- Mam w oczach obraz rechoczących na płycie lotniska (w czasie oczekiwania na przywiezienie ciał z Moskwy - red.) najważniejszych osób w państwie, które obiegło Internet i niezależne portale. Ten rechot brał się stąd, że jak usłyszałem parę tygodni temu z ust bardzo ważnego hierarchy, ówczesny marszałek Sejmu, pełniący obowiązki głowy państwa mówił, że „emocje opadną, emocje opadną" – relacjonował polityk w Radiu Zet.

Brudziński ocenił, że politycy PO nieprzypadkowo śpieszyli się z pogrzebami ofiar katastrofy.
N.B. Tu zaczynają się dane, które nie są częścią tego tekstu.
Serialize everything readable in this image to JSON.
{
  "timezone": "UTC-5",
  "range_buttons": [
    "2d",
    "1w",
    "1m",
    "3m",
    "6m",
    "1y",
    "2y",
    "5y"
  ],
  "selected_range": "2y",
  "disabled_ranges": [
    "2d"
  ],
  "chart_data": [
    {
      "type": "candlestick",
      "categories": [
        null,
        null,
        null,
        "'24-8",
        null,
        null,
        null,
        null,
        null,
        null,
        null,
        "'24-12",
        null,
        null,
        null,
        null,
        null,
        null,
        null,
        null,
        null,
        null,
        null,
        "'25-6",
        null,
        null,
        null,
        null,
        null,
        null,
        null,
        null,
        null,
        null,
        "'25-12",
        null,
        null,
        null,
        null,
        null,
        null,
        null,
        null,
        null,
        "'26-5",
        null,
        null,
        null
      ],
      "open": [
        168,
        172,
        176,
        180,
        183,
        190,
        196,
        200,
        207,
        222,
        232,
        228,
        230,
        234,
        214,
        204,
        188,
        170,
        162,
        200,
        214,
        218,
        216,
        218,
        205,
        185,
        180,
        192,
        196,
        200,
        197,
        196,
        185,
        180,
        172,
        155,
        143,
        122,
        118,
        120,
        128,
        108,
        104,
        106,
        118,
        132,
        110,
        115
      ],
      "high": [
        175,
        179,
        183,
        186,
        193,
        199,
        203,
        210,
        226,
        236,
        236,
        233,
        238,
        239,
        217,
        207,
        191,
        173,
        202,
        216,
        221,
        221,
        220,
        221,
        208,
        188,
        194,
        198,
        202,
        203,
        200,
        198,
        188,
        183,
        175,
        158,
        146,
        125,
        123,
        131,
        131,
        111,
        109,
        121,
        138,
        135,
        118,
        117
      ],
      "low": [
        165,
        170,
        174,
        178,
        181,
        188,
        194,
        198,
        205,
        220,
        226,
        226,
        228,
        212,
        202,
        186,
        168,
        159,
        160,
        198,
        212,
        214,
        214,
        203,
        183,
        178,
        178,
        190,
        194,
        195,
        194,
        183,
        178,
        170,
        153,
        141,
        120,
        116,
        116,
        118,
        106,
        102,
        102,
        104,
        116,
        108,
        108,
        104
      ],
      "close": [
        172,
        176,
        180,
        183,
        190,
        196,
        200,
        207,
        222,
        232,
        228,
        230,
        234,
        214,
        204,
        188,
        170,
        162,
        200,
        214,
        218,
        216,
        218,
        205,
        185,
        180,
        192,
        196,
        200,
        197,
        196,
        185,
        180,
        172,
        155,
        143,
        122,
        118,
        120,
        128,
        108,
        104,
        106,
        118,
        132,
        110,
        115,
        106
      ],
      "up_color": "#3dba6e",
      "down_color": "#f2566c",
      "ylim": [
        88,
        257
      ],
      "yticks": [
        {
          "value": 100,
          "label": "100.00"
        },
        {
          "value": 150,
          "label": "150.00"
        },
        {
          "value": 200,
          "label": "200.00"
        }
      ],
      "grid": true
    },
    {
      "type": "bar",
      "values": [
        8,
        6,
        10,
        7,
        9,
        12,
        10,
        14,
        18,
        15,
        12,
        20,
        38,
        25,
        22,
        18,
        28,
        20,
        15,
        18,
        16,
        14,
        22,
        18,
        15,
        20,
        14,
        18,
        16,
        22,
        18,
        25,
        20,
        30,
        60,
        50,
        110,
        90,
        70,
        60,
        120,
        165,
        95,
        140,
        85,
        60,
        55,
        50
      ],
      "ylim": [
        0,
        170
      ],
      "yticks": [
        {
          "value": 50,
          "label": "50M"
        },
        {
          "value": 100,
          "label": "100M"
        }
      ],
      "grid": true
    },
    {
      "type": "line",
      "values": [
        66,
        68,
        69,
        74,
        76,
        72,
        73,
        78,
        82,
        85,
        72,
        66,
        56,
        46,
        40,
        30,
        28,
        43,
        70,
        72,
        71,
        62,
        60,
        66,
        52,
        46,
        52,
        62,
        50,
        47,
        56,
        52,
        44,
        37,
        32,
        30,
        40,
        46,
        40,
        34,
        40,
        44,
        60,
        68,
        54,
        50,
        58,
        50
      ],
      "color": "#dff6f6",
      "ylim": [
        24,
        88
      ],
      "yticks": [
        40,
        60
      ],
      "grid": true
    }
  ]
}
- Ta władza, premier i prezydent, robili wszystko żeby ciała naszych przyjaciół zostały jak najszybciej zakopane i żeby te emocje opadły, bo trwała kampania prezydencka, trwało zawłaszczanie państwa polskiego w sposób niewyobrażalny – stwierdził.

Jego zdaniem w tę strategię próbowała się wpisać ówczesna minister zdrowia Ewa Kopacz. Brudziński uważa, że popełniła błąd, udzielając wtedy wywiadu Teresie Torańskiej. Marszałek Sejmu relacjonowała w nim swoje działania w Moskwie. Teraz dziennikarze sięgają do tej publikacji, dopytując o pomylenie ciał ofiar katastrofy.